The payments were one of three programs to mitigate risk for health insurers, and meant to compensate insurers for setting premiums too low based on projected medical costs from 2014 to 2016, and penalize insurers who set their premiums too high.

The Trump administration told the Supreme Court the health care law left the program unfunded, and therefore left for later the policy decisions on that program of whether and to what extent it should be funded.

“When Congress subsequently confronted those policy decisions in enacting appropriations acts for the relevant years,” the Justice Department wrote in a brief, “it expressly and repeatedly prohibited HHS from using the only potential source of funds to make payments out other than payments in collected from profitable insurers under the risk-corridors program itself.”

Land of Lincoln, which was placed in liquidation in 2016 causing some 50,000 consumers in Illinois to lose coverage, pointed out to the Supreme Court in a brief that Congress did not repeal or amend the risk-corridor section of the health care law despite repeated legislative proposals.
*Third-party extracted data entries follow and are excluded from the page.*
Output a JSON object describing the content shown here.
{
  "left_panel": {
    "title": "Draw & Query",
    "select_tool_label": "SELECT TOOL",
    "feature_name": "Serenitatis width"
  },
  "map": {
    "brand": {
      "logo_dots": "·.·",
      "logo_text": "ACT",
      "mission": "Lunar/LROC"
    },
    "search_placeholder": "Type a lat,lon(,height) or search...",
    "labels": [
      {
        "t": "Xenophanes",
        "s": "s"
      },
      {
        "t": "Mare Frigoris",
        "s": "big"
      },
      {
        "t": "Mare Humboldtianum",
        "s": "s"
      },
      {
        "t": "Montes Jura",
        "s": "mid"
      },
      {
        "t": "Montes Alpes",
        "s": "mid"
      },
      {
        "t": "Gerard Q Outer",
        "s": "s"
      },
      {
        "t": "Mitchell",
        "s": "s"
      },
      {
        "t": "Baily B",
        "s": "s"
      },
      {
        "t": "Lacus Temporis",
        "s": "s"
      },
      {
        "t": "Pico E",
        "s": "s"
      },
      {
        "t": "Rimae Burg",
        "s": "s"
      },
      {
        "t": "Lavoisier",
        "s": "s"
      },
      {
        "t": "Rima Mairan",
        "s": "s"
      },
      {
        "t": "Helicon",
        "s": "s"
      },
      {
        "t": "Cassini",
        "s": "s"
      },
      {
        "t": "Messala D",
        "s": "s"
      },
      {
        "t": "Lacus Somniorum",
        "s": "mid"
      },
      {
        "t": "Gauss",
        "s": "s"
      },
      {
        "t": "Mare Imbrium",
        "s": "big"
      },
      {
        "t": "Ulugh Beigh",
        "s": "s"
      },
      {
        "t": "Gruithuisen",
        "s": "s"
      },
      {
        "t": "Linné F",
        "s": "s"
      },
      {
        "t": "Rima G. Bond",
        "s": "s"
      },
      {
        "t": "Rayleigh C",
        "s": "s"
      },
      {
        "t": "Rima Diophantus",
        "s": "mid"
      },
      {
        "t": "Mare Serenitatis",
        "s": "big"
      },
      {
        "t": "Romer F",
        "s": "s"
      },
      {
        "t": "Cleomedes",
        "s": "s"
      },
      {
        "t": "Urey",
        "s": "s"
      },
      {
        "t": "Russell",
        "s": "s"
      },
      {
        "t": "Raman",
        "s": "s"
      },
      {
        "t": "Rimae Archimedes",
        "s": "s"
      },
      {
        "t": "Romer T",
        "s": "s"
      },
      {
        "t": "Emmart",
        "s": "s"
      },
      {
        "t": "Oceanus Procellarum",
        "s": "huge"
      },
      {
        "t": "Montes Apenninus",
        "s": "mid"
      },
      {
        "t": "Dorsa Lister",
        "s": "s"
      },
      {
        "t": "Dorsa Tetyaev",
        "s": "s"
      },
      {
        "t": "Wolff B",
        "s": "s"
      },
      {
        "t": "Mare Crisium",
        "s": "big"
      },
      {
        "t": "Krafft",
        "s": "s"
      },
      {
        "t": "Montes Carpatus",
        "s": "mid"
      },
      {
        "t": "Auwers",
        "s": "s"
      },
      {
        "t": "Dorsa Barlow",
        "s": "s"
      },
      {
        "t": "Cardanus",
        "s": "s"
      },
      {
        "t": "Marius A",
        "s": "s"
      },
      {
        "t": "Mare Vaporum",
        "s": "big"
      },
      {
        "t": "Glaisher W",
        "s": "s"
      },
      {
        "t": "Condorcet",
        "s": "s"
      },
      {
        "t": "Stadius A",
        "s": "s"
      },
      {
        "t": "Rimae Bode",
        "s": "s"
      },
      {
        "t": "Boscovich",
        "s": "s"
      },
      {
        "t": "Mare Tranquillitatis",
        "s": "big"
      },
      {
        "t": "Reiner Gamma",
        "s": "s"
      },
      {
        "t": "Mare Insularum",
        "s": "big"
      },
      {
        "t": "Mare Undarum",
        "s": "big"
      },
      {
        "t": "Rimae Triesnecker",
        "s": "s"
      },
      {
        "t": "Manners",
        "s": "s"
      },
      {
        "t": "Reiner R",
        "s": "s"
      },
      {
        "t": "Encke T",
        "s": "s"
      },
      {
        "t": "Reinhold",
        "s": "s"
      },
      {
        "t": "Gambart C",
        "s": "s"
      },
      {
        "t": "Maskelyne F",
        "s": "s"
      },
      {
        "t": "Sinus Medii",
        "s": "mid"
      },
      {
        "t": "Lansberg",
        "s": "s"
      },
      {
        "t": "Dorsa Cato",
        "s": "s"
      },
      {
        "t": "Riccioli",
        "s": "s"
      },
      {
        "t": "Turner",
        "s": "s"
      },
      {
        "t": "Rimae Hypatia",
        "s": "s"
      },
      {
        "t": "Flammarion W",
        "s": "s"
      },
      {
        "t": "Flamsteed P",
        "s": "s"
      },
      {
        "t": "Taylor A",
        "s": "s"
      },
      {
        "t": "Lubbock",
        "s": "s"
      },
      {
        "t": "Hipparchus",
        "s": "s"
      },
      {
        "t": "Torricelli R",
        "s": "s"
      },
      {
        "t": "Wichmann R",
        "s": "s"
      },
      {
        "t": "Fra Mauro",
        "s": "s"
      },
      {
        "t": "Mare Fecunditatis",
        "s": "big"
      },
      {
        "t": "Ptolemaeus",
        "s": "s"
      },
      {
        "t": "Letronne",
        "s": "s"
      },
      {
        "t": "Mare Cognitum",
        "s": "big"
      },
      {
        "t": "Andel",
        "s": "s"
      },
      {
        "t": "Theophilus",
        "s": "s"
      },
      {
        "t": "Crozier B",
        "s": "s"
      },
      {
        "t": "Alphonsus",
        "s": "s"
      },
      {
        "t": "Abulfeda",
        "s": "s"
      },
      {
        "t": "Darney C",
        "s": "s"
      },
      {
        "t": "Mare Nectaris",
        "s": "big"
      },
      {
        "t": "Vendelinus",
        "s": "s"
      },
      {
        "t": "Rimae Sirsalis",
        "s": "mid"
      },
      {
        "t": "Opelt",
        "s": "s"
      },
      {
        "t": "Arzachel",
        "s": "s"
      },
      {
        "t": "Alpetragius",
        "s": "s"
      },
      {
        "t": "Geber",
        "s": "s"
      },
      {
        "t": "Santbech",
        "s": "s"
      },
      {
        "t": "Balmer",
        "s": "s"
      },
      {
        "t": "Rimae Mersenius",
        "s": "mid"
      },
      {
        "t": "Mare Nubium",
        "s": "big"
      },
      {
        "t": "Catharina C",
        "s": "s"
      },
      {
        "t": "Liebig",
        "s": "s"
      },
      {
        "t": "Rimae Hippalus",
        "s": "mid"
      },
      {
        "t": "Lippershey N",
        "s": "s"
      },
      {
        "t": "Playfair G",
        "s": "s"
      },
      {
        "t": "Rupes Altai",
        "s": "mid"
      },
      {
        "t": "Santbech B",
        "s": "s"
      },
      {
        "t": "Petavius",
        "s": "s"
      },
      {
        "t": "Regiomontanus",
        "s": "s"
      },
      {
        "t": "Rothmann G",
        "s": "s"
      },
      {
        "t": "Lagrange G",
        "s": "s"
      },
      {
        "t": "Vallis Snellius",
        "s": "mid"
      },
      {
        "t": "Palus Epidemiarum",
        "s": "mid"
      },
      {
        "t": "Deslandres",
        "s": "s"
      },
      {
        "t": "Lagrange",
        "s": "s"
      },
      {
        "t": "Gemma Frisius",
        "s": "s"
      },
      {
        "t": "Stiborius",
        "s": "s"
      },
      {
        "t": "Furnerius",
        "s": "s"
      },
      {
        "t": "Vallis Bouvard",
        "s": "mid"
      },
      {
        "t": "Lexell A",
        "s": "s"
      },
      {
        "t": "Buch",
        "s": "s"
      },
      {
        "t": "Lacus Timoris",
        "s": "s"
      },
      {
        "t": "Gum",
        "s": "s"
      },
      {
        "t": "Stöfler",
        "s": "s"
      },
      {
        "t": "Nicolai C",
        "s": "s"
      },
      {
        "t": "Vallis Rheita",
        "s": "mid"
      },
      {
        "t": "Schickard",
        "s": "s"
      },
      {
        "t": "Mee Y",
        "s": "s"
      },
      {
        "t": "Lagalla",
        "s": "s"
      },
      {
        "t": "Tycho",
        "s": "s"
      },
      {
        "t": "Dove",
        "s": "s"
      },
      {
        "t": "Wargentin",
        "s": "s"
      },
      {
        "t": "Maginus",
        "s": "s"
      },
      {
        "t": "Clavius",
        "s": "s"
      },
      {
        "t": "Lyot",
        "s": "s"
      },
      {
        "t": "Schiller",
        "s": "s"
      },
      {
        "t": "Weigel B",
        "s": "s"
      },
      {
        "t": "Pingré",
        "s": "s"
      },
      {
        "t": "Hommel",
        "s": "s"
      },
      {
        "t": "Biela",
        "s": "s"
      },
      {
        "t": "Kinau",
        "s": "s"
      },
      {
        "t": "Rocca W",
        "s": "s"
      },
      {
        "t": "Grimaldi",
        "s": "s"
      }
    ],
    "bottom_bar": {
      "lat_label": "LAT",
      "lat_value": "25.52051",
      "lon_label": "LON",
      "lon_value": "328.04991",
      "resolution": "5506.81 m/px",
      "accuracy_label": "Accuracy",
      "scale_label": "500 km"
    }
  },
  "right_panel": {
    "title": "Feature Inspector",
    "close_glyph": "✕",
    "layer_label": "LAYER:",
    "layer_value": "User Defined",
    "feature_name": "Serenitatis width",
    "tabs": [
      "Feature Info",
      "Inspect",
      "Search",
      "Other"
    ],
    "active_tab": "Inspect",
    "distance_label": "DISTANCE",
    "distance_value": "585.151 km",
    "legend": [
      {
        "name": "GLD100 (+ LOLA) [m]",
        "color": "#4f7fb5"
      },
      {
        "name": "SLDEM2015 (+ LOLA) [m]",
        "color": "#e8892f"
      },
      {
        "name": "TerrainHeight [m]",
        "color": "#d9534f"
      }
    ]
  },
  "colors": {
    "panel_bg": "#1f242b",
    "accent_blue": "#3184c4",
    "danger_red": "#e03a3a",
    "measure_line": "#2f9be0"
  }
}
Land of Lincoln also wrote that the Federal Circuit’s decision “will trigger further insolvencies and increase the cost of insurance for tens of millions of consumers.”

The cases are Maine Community Health Options v. United States, Docket No. 18-1023; Moda Health Plan, Inc., v. United States, Docket No. 18-1028; and Land of Lincoln Mutual Health v. United States, Docket No. 18-1038.

Lauren Clason contributed to this report.